Saturday, 16 June 2018

quantum mechanics - How do we know certain aspects of QM are unknowable?


In a course on modern physics we are beginning to get into probability amplitudes and the inherent unknown in some things, say the position of an electron in an orbital.


How do we know that these things can't be precisely figured out? Could it be the case that there is a phenomenon or relationship we just aren't aware of?


Things like the laws of thermodynamics and magnetic dipoles can't be mathematically derived, but are taken as ubiquitously true because no counterexample has ever been found. Are probability amplitudes the same?



Answer



It isn't that the position of the electron is unknown, but rather that the electron simply doesn't have a position.


The idea that an object has a position is such an intuitive one that it's hard to believe this might not be true. But a position, in the sense of a precisely defined location where we can find an object, is a macroscopic concept that simply doesn't exist for quantum objects. An electron in a hydrogen atom is delocalised and does not have a position for us to know.

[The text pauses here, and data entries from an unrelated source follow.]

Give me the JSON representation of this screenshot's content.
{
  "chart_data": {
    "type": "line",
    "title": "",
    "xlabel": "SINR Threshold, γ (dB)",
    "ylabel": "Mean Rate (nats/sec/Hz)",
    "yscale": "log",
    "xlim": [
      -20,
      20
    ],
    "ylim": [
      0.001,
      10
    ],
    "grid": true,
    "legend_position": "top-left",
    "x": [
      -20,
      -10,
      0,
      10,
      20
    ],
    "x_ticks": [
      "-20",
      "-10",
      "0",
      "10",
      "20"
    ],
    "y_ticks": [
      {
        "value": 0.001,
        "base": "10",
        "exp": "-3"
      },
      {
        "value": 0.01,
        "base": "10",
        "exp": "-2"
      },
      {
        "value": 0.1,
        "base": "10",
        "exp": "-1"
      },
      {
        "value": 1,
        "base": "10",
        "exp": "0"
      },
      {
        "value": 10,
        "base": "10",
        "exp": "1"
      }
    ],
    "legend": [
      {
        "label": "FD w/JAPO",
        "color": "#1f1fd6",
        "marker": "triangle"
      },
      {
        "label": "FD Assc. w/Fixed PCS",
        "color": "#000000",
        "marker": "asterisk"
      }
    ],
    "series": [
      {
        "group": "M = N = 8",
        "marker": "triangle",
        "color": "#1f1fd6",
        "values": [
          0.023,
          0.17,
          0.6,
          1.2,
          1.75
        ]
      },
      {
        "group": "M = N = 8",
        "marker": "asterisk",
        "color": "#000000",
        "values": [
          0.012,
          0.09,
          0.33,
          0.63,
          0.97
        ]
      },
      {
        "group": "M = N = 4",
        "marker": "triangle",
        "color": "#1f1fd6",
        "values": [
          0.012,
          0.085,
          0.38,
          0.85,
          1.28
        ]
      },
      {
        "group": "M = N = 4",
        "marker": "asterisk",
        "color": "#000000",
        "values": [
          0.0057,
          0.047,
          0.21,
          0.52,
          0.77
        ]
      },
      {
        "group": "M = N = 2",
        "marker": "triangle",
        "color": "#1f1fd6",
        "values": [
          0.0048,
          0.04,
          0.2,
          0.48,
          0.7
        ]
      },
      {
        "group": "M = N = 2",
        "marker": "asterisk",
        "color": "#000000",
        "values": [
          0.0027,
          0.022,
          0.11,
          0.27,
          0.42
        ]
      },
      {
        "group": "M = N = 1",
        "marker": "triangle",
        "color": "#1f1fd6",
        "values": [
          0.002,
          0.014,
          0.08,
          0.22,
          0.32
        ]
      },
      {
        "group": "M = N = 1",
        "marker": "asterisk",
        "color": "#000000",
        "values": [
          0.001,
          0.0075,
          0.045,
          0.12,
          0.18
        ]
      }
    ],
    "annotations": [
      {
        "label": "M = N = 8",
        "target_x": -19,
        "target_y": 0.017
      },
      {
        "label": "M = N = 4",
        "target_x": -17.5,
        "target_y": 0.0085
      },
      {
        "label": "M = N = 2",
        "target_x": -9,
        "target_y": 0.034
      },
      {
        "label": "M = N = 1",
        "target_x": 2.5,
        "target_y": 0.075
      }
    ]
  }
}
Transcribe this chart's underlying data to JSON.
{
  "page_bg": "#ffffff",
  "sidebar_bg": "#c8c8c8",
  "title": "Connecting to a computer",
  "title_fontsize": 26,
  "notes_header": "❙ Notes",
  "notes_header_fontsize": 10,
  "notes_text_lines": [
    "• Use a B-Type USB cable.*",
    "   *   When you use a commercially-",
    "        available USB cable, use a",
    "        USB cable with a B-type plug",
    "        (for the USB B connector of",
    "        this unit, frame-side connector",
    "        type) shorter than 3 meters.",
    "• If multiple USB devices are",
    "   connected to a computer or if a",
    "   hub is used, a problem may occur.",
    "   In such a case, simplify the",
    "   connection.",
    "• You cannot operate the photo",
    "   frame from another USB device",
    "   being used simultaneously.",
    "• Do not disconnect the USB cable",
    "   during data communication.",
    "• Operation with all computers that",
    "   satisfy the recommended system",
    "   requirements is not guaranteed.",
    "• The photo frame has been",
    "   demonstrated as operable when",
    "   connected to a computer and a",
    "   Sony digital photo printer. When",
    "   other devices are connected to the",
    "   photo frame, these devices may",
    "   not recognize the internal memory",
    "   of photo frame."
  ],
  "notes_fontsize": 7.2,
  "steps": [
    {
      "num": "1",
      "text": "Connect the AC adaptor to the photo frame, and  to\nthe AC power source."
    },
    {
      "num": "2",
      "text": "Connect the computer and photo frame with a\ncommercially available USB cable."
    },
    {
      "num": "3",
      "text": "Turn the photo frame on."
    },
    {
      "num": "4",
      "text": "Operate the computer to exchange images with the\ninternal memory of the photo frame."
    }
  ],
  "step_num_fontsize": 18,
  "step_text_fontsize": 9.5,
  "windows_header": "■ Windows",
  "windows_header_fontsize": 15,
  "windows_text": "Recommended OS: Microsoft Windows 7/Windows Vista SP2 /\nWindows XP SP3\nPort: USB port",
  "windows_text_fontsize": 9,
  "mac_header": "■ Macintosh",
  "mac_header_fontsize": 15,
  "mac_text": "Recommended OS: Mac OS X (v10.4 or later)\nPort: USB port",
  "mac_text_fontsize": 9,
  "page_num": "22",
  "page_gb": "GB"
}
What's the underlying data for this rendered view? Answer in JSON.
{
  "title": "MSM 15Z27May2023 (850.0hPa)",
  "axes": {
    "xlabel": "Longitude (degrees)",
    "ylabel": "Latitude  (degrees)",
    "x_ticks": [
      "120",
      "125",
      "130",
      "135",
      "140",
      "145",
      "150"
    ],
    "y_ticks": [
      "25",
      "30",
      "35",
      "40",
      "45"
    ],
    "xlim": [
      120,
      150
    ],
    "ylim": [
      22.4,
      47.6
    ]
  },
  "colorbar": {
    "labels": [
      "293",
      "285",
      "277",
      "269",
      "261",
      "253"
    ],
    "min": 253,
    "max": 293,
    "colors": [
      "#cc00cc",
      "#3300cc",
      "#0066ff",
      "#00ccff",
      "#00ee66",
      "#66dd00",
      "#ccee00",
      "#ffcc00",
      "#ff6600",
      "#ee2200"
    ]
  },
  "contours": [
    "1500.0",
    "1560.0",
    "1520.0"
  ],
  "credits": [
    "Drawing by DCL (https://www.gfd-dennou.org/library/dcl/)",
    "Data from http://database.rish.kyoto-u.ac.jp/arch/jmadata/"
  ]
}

In the early days of QM it was suggested that parameters like position do really exist but that we can't know them. This was known as the hidden variables theory. However as Robin suggests in a comment a theorem due to John Stewart Bell can be used to test whether hidden variables are consistent with observation, and to date the results suggest that the hidden variable theory is not consistent with experiment.


To address your last paragraph: quantum mechanics is a mathematical model that seems to describe the real world very well. Extraordinarily well in fact. If you're asking whether probability distributions really describe particles then you'll have to ask a philosopher what the word really means. All we know is that the predictions we make using quantum mechanics match experiment.